Most people consider that an annoying chore.

  • I only cook my food during the weekend, because I have a food addiction.

Being constantly surrounded by food would result in me giving in to my addiction. It’s quite costly to order in 2 times a day for 5 days a week, but it works to keep me healthy.

  • I don’t have a lot of life-imposed limitations and restrictions that most people do.

I don’t have a family, so I can dedicate my time to whatever I please. I’m financially safe, so I don’t have to do things I don’t feel like for money. I don’t pay rent, I don’t have any kind of debt, so I have greater freedom to choose my actions with fewer consequences.

That doesn’t mean that I don’t wish some things were different.

  • I wish I had the energy to write more.
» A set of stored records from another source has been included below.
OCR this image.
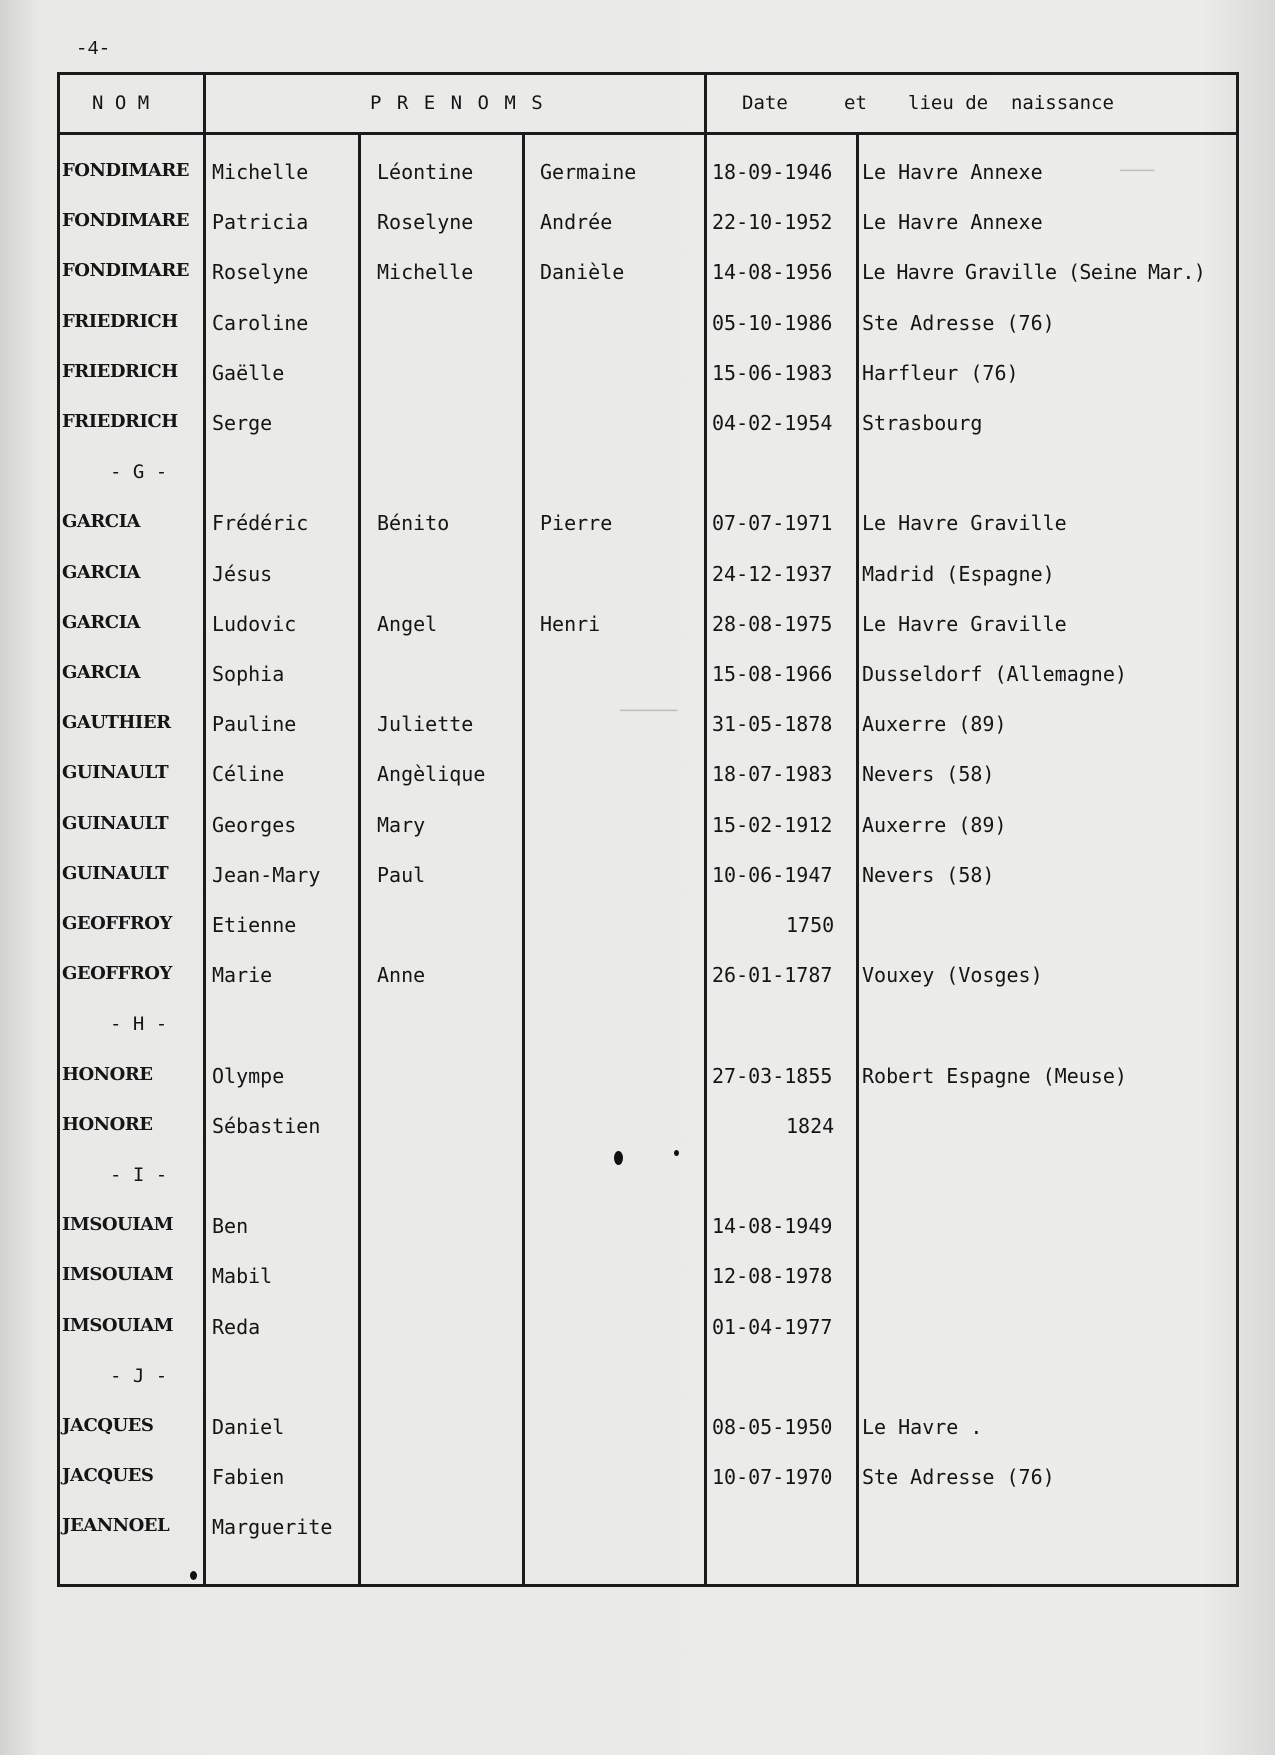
-4-
───
─────
N O M	P R E N O M S	Date	et lieu de  naissance
FONDIMARE Michelle	Léontine	Germaine	18-09-1946 Le Havre Annexe
FONDIMARE Patricia	Roselyne	Andrée	22-10-1952 Le Havre Annexe
FONDIMARE Roselyne	Michelle	Danièle	14-08-1956 Le Havre Graville (Seine Mar.)
FRIEDRICH Caroline	05-10-1986 Ste Adresse (76)
FRIEDRICH Gaëlle	15-06-1983 Harfleur (76)
FRIEDRICH Serge	04-02-1954 Strasbourg
- G -
GARCIA	Frédéric	Bénito	Pierre	07-07-1971 Le Havre Graville
GARCIA	Jésus	24-12-1937 Madrid (Espagne)
GARCIA	Ludovic	Angel	Henri	28-08-1975 Le Havre Graville
GARCIA	Sophia	15-08-1966 Dusseldorf (Allemagne)
GAUTHIER Pauline	Juliette	31-05-1878 Auxerre (89)
GUINAULT Céline	Angèlique	18-07-1983 Nevers (58)
GUINAULT Georges	Mary	15-02-1912 Auxerre (89)
GUINAULT Jean-Mary	Paul	10-06-1947 Nevers (58)
GEOFFROY Etienne	1750
GEOFFROY Marie	Anne	26-01-1787 Vouxey (Vosges)
- H -
HONORE	Olympe	27-03-1855 Robert Espagne (Meuse)
HONORE	Sébastien	1824
- I -
IMSOUIAM Ben	14-08-1949
IMSOUIAM Mabil	12-08-1978
IMSOUIAM Reda	01-04-1977
- J -
JACQUES	Daniel	08-05-1950 Le Havre .
JACQUES	Fabien	10-07-1970 Ste Adresse (76)
JEANNOEL Marguerite
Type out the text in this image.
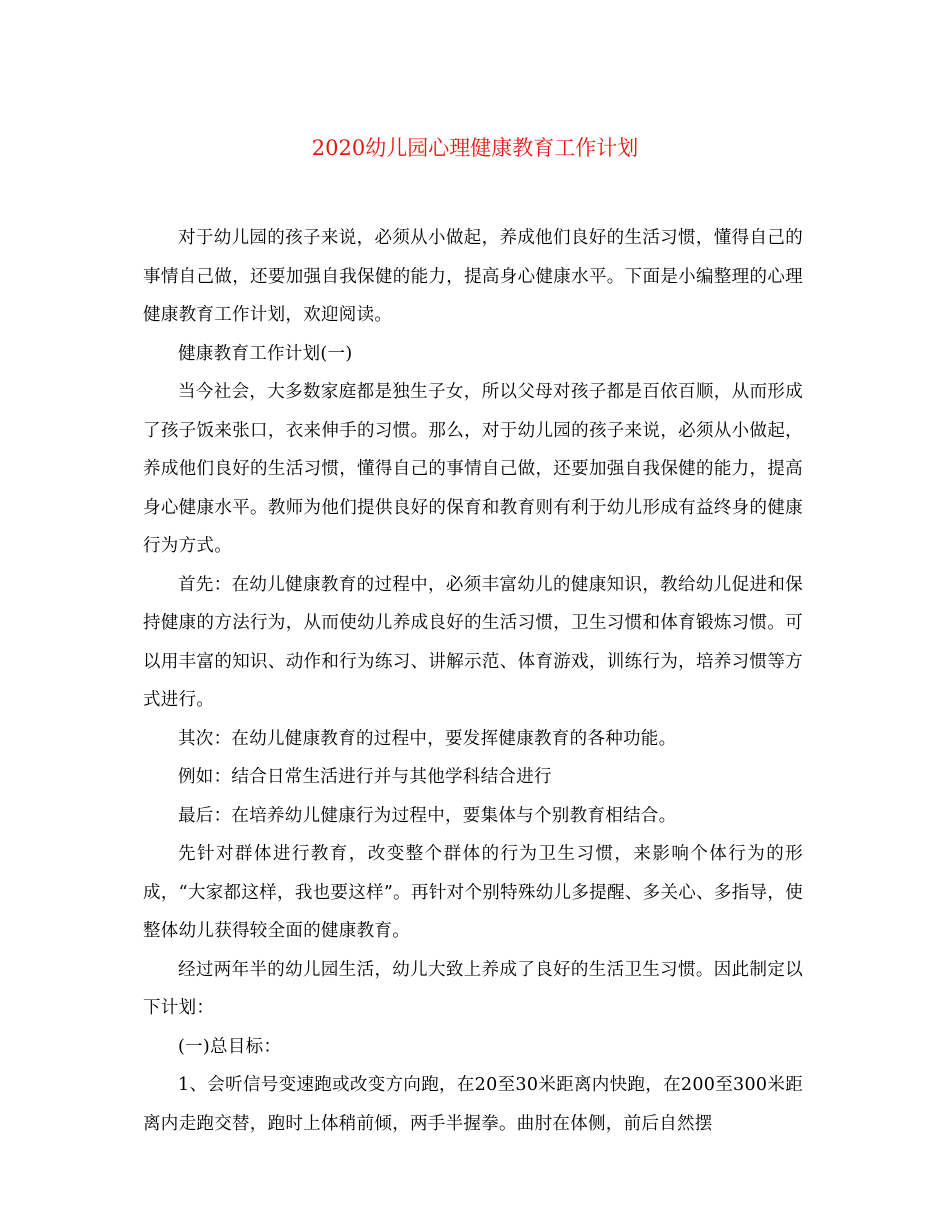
2020幼儿园心理健康教育工作计划

对于幼儿园的孩子来说，必须从小做起，养成他们良好的生活习惯，懂得自己的事情自己做，还要加强自我保健的能力，提高身心健康水平。下面是小编整理的心理健康教育工作计划，欢迎阅读。

健康教育工作计划(一)

当今社会，大多数家庭都是独生子女，所以父母对孩子都是百依百顺，从而形成了孩子饭来张口，衣来伸手的习惯。那么，对于幼儿园的孩子来说，必须从小做起，养成他们良好的生活习惯，懂得自己的事情自己做，还要加强自我保健的能力，提高身心健康水平。教师为他们提供良好的保育和教育则有利于幼儿形成有益终身的健康行为方式。

首先：在幼儿健康教育的过程中，必须丰富幼儿的健康知识，教给幼儿促进和保持健康的方法行为，从而使幼儿养成良好的生活习惯，卫生习惯和体育锻炼习惯。可以用丰富的知识、动作和行为练习、讲解示范、体育游戏，训练行为，培养习惯等方式进行。

其次：在幼儿健康教育的过程中，要发挥健康教育的各种功能。

例如：结合日常生活进行并与其他学科结合进行

最后：在培养幼儿健康行为过程中，要集体与个别教育相结合。

先针对群体进行教育，改变整个群体的行为卫生习惯，来影响个体行为的形成，“大家都这样，我也要这样”。再针对个别特殊幼儿多提醒、多关心、多指导，使整体幼儿获得较全面的健康教育。

经过两年半的幼儿园生活，幼儿大致上养成了良好的生活卫生习惯。因此制定以下计划：

(一)总目标：

1、会听信号变速跑或改变方向跑，在20至30米距离内快跑，在200至300米距离内走跑交替，跑时上体稍前倾，两手半握拳。曲肘在体侧，前后自然摆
Maybe even paint more. And maybe even write some poetry.

But for low-energy people, you only get a certain amount. There’s no point in forcing it.

If exercising and eating right don’t do it, the next level is drugs and you don’t want to go that way. Or at least I don’t. Not judging if you do.

  • I wish I had more money, for 2 reasons: travel more and give to charity more.

I still do those, but not to the extent I’d be content with. However, I’m not willing to pay the price of working for someone and I don’t have the energy to work more anyhow.

However, there are some things I don’t miss and never want to do again:

  • A regular job. Working for somebody, anybody: a boss, a client, whatever person that tells me what to do.
  • Partying. I’ve never been a party person, but I always had party-type friends. And for the sake of friendship, I did what they were also doing: going out clubbing.

I hated it! I was the one constantly looking at the time: is this over yet?

I regret it now, but at the time I didn’t realize that you can actually opt out of regular life and just do your own thing. Happy I finally got there.

  • Trying to be somebody I’m not, just because I didn’t fit in. It’s pointless and you never get what you want anyway. Never again!

Conclusion:

This system works for me and it works well. It wouldn’t work for a lot of other people. From what I noticed, people have very different lives and needs than my own.

But if one of you out there is reading this and finds s/he too is a spoonie artist lost in this chaotic world of constant socializing and intense hustling, give my system a try.

You’ll find a whole other dimension of possibilities hidden behind just being different.